Contrary to popular wisdom, expressing anger is not healthy, says Weill Cornell psychologist Robert Allan

NEW YORK -- Despite popular myth, expressing anger is not healthy -- it will only make a bad situation worse for most people, in most circumstances, according to a new book, "Getting Control of Your Anger: A Clinically Proven, Three-Step Plan for Getting to the Root of the Problem and Resolving It" (McGraw-Hill, 2006) by Robert Allan, a noted clinical psychologist at NewYork-Presbyterian Hospital/Weill Cornell Medical Center.

The book outlines ways to stop alienating loved ones, live a happier, healthier life, and reduce the likelihood of a heart attack or stroke.

"Often anger runs in families, passed down from father to son and mother to daughter. There are several proven strategies and tools that help people break this destructive cycle and get control of their anger," says Allan, clinical assistant professor of psychology in psychiatry at Weill Cornell and assistant attending psychologist at New York-Presbyterian Hospital/Weill Cornell.

Allan, an expert in the subject for nearly three decades, helps anger-prone people discover the reasons for their outbursts. Reasons for anger are often tied to fundamental needs, some of which we are only dimly aware, such as respect and territory.

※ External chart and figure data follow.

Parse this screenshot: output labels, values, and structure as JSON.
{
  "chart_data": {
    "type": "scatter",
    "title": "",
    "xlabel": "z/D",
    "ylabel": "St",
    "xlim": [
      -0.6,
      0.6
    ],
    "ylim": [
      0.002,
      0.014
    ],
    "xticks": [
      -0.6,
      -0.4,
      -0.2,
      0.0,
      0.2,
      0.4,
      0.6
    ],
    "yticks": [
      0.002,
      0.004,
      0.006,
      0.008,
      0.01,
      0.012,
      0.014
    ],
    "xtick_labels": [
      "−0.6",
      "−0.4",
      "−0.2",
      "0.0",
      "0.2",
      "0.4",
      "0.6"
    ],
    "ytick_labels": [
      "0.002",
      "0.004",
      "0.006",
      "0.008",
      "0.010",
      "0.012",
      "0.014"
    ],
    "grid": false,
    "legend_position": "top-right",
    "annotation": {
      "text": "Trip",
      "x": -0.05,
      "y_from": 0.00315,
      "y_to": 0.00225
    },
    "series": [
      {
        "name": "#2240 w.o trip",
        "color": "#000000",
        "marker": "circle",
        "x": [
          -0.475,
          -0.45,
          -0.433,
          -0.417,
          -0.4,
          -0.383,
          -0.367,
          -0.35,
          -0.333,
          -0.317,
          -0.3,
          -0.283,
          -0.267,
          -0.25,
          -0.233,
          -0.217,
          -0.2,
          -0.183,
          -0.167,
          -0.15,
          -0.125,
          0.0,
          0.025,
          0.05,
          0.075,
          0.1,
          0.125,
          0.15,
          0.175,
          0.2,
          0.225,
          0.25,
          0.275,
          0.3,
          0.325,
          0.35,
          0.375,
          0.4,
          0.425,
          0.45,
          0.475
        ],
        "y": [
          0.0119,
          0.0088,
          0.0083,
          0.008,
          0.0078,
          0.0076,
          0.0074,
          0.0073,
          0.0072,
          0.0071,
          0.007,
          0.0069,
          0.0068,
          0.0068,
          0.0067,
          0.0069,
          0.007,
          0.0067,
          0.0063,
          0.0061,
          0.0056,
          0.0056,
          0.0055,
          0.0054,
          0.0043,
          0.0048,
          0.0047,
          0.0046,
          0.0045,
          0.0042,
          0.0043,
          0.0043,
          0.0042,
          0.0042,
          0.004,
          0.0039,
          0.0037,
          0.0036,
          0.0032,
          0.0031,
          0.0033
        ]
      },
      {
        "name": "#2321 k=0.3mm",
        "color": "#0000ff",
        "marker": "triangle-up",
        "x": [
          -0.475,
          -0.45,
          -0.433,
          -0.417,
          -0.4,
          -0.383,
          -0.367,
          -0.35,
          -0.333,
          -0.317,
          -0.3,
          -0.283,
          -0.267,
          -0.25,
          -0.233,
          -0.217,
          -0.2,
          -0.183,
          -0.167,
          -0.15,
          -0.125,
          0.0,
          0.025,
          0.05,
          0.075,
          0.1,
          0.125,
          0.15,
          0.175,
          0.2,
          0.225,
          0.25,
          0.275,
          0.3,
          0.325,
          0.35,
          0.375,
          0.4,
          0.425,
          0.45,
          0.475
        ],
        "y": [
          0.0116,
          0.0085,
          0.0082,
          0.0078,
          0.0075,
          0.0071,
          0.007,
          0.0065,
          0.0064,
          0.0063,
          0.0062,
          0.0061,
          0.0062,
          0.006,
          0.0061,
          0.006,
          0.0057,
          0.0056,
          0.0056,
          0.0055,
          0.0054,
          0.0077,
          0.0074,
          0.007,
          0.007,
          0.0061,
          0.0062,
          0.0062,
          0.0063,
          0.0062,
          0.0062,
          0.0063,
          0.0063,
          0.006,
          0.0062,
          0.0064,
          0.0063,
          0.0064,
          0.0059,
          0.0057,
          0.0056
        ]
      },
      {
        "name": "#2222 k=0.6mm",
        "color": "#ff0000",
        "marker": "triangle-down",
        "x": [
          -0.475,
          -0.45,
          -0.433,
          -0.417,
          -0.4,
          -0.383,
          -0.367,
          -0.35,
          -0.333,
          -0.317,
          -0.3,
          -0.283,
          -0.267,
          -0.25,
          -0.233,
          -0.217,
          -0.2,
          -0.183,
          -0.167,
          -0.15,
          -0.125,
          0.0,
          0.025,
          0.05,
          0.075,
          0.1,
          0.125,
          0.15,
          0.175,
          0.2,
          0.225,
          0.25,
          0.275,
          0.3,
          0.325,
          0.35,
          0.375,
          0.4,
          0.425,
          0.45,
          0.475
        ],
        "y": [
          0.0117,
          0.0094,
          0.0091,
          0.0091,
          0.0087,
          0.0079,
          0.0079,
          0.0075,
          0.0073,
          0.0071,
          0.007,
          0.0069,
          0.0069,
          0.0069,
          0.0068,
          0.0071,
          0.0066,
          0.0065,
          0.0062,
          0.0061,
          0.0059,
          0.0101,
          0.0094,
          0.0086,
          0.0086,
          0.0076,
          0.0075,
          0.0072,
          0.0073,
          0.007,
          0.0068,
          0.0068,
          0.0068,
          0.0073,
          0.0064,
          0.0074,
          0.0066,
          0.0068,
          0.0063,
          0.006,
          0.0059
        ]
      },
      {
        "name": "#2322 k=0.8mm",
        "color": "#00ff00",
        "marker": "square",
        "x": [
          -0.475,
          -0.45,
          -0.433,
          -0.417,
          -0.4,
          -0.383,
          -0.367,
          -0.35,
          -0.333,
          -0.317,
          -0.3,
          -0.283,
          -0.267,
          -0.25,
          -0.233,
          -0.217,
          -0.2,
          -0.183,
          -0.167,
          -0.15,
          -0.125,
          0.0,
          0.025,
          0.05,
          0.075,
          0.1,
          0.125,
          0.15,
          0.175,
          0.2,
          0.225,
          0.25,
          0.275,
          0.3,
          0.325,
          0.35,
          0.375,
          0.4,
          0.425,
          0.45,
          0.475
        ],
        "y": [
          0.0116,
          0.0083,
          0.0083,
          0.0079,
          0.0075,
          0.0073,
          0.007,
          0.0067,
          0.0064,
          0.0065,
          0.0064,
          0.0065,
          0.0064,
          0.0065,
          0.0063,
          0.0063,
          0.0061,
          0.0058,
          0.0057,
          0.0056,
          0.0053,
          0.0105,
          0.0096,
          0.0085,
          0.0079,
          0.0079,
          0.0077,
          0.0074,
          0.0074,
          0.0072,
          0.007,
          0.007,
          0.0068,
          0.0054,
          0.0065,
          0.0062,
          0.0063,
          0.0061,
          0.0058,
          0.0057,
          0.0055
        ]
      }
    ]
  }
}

By dealing with these needs directly, he writes, we will be better able to manage anger.

One of those needs is to identify "the hook," a term Allan uses as a powerful metaphor to defuse situations by recognizing the good reasons we get angry (such as injustice and incompetence) as "tasty-looking bait" for the fishhook of anger. Allan's method helps people to "swim on by," that is, not get "hooked" by their own anger.

The hook was rated the single most important tool by the participants of the Recurrent Coronary Prevention Project, a large clinical trial for treating type-A behavior that reduced second heart attack rates by 44 percent.

Allan is a leading expert in the field of anger management and a specialist in coronary risk reduction. He is the recipient of the 2002 Timothy A. Jeffrey Award for "outstanding contributions to clinical health psychology" from the American Psychological Association, which published his first book, "Heart and Mind: The Practice of Cardiac Psychology." Allan received a Ph.D. from New York University.